Il ritrovamento del frammento del papiro, definito “senza precedenti”, documenta il primo caso in cui un testo letterario greco sarebbe stato intenzionalmente integrato nel processo di mummificazione. Finora, infatti, erano noti solamente papiri rituali.

Il sito archeologico, che si trova lungo il ramo del Nilo noto come Bahr Yussef, è uno dei principali centri di ritrovamenti del mondo greco-romano. Tra novembre e dicembre 2025, la campagna guidata dall’archeologo spagnolo Núria Castellano ha permesso di scoprire un complesso funerario con tre camere in pietra calcarea e numerose sepolture, molte delle quali danneggiate da antichi saccheggi. All’interno della Tomba 65 del Settore 22, collocato sull’addome di una mummia come parte del rituale di imbalsamazione, è stato trovato il papiro in questione. 

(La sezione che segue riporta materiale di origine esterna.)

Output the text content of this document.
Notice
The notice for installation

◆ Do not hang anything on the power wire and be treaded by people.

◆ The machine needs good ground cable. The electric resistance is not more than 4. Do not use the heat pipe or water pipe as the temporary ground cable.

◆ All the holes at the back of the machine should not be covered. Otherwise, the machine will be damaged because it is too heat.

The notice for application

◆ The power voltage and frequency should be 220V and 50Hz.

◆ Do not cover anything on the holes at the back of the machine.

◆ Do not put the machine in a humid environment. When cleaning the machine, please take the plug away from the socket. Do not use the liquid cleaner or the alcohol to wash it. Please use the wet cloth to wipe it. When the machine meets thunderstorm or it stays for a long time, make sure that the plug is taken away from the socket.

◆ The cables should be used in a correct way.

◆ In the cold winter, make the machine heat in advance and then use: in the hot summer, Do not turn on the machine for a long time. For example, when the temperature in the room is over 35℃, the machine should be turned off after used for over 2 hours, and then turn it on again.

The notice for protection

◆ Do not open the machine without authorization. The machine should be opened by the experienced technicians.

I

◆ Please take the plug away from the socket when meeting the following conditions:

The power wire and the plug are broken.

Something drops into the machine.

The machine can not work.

Solo grazie al successivo studio del reperto, effettuato tra gennaio e febbraio 2026 dalla restauratrice Margalida Munar, dalla papirologa Leah Mascia e dal filologo Ignasi-Xavier Adiego, è stato possibile identificare il testo come appartenente al ‘‘Catalogo delle navi’’ del Libro II dell’Iliade, la sezione che elenca le forze greche schierate per la guerra di Troia. 

“Non è la prima volta che troviamo papiri greci inseriti nelle pratiche di mummificazione, ma finora si trattava di testi magici”, ha spiegato il professor Adiego, che ha inoltre sottolineato come la presenza di un testo letterario rappresenti un elemento del tutto inedito nel contesto funerario egiziano.

Il ministro del Turismo e delle Antichità, Sherif Fathy, ha osservato come la nuova scoperta si aggiunga ad altri importanti ritrovamenti archeologici recentemente effettuati nel Governatorato di Minya, testimoniando nuovi aspetti della civiltà egizia nel corso dei secoli.